“Wir sind St. Pauli, was seid ihr?“, skandierten die Fans der Kiezkicker, nachdem Anhänger auf der Haupttribüne zu früh die Plätze verließen.

Hamburg. Die grundsätzliche Abneigung gegenüber dem Erzrivalen aus dem Volkspark gehört zur gemeinsamen Basis in der vielschichtigen Anhängerschaft des FC St. Pauli. Ein Schmähgesang nach dem Motto "Ihr seid scheiße wie der HSV" darf daher als Ausdruck tiefer Abscheu aufgefasst werden, die normalerweise nur gegnerische Mannschaften auf sich ziehen können. Am Sonnabend war das anders, denn da schallten jene deutlichen Worte ausgehend von der Südtribüne durch das Millerntor-Stadion, und gemeint waren nicht die Gäste aus Mainz, sondern vermeintlich gleichgesinnte Fans des Kiezklubs auf der Haupttribüne.

Diese verließen geradezu in Scharen das Stadion, nachdem die Rheinhessen mit dem 4:2 in der 83. Minute für die Entscheidung gesorgt hatten. "Wir sind St. Pauli, was seid ihr?", skandierten daraufhin auch viele Fans auf der Gegengeraden in Richtung des Neubaus, der hauptsächlich mit Plätzen für besser Betuchte bestückt ist. 220 Euro pro Partie kosten die sogenannten Business-Seats, die neben dem Genuss des Fußballspiels auch Annehmlichkeiten wie den Zugang zum Ballsaal genannten VIP-Bereich samt umfangreichem Speisenangebot vom Büfett und freie Getränke versprechen. Dass einige der finanzkräftigen Stadionbesucher davon auch gern in den Minuten vor und nach der Halbzeit Gebrauch machen, hatte schon in den vergangenen Heimspielen für Unmut gesorgt.

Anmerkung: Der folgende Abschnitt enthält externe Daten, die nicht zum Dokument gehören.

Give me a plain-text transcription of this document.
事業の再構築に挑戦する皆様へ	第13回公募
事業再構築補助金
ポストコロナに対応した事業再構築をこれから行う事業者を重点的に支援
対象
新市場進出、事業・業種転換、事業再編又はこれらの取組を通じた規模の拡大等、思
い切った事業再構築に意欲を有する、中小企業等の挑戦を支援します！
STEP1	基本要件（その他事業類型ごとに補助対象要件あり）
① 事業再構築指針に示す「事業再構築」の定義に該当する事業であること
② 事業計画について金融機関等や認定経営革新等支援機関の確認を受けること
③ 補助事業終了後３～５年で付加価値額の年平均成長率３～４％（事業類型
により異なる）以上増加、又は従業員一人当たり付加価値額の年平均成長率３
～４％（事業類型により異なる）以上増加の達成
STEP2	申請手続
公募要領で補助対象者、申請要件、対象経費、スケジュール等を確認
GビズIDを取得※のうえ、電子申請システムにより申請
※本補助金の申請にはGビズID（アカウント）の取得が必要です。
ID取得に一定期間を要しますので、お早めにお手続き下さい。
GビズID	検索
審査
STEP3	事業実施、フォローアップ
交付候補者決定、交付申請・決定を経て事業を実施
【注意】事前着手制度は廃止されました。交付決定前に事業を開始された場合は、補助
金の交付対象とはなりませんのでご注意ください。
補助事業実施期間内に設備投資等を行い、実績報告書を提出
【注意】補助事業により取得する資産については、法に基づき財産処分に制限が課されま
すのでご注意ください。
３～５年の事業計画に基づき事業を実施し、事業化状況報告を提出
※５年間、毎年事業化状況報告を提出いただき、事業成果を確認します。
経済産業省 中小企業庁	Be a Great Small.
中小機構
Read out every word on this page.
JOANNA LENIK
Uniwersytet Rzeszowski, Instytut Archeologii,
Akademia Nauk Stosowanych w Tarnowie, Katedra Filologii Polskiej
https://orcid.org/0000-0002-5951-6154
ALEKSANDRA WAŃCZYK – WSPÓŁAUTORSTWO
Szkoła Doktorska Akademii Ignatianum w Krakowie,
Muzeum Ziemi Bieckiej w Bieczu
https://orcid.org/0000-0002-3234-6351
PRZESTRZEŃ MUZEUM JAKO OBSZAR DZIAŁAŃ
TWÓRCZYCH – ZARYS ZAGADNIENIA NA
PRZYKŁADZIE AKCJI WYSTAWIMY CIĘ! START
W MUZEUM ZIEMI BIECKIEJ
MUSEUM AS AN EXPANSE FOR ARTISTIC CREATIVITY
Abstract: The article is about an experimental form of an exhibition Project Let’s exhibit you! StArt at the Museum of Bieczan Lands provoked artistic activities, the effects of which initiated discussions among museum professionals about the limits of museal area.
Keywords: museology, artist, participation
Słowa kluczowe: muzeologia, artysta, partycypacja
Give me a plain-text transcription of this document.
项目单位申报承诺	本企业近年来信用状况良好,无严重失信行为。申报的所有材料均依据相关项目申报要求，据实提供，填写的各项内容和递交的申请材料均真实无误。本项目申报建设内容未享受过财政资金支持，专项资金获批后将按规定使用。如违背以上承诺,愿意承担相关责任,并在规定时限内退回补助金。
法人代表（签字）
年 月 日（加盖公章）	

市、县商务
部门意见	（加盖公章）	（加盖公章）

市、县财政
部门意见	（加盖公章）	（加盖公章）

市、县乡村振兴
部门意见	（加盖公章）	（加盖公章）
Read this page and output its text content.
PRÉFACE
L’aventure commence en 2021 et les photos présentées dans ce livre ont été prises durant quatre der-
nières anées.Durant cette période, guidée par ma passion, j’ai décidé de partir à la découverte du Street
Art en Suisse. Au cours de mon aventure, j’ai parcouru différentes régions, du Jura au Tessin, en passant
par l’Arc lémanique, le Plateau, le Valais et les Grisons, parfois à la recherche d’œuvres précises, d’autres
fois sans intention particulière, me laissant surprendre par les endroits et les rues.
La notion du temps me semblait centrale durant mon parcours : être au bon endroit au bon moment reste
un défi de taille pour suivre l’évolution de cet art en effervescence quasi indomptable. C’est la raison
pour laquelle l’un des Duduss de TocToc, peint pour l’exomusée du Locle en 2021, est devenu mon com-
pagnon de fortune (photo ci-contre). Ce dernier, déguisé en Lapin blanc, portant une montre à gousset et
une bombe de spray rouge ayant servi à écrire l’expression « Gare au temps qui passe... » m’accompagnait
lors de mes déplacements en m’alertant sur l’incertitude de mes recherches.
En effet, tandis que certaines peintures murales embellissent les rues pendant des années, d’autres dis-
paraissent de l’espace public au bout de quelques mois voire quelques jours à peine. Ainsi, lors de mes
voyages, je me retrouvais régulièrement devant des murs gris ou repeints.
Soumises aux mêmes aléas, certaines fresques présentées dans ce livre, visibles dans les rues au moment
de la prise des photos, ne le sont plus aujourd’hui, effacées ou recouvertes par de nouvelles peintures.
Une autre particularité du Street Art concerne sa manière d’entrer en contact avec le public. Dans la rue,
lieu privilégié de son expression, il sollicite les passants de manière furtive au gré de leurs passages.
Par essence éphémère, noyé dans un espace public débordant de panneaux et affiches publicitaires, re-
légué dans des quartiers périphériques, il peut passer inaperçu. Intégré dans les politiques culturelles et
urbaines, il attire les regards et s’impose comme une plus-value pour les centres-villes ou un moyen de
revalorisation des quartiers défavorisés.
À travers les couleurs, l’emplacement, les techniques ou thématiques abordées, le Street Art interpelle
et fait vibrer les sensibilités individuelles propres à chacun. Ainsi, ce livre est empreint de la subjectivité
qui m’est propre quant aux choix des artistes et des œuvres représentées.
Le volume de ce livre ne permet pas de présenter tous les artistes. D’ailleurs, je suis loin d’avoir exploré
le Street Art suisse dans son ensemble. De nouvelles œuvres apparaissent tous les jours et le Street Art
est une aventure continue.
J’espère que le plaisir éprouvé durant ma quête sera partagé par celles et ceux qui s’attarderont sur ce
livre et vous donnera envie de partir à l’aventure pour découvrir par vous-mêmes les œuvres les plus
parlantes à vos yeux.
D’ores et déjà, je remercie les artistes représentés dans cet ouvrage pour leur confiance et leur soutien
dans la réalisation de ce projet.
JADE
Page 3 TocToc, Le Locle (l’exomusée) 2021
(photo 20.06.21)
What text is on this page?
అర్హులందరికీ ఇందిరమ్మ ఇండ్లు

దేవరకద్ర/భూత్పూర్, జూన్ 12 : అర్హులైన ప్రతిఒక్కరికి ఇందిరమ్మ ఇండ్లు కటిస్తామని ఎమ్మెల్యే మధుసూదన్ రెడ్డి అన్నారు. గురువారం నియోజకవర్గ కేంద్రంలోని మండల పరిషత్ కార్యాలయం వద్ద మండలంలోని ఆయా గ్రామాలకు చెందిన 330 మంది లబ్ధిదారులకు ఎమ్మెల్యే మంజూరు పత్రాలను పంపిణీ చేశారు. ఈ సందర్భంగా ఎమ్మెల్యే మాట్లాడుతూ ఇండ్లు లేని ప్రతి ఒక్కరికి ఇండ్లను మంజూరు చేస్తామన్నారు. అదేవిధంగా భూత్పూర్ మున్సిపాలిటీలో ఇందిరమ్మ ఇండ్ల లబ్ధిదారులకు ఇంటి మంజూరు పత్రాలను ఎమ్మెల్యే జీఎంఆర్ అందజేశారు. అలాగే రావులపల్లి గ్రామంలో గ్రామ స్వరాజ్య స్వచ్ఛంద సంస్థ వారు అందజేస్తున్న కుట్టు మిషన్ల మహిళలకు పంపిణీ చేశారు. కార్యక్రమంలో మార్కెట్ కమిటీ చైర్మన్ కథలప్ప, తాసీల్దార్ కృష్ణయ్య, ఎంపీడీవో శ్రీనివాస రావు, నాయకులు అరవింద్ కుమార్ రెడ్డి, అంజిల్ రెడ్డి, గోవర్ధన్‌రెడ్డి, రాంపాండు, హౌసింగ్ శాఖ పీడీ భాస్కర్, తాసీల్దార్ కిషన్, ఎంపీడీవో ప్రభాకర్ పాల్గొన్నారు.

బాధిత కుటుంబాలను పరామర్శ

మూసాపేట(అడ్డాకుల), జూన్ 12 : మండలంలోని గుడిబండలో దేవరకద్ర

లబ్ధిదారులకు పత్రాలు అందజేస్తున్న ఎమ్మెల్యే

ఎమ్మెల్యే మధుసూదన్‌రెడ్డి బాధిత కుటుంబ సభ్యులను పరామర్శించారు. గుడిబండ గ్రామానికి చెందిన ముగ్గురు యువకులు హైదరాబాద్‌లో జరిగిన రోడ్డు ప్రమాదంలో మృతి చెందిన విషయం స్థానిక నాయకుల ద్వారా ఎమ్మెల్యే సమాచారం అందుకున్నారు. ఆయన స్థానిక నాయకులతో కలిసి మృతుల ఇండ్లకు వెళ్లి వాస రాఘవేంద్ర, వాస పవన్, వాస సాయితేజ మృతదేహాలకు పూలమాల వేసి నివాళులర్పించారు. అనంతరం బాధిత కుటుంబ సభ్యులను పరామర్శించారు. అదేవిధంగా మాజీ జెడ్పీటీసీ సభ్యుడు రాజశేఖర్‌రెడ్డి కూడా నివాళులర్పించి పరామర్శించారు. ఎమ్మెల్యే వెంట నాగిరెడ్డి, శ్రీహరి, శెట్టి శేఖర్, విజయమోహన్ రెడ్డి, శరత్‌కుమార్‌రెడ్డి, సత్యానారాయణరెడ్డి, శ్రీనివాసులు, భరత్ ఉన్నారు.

Die Art und Weise wie dieser nun allerdings gegen Ende der Partie gegen Mainz vorgetragen wurde, bedeutet eine Verschärfung des Fankonflikts am Millerntor. "Es ist seit Jahrzehnten ein ungeschriebenes Gesetz bei uns, dass man das Stadion nicht vor Ende des Spiels verlässt", sagt der Sicherheitsbeauftragte Sven Brux. "Dass Besucher nun vorzeitig gehen, bestätigt die Leute in ihrer Meinung über die neue Klientel am Millerntor." Erfolgsfans und Event-Publikum sind zwei Schlagworte, die in diesem Zusammenhang immer wieder genannt werden.

Konflikte gibt es am Millerntor aber weiterhin nicht nur zwischen den "normalen" Fans und den VIPs, sondern auch in den Reihen derer, die St. Pauli aktiv zum Sieg treiben wollen. Auch gegen Mainz schrien wieder Fans, die auf Spielverlaufs abhängige Unterstützung setzen, gegen den monotonen Dauergesang der Ultra Sankt Pauli auf der Südtribüne an. Stimmungsvoll ging es dagegen vor der Partie zu, als im ganzen Stadion Wunderkerzen leuchteten, sowie nach dem Anschlusstreffer zum 2:3, als die Fans auf allen Tribünen das Team noch einmal vorantrieben. So, wie man es am Millerntor gewöhnt war.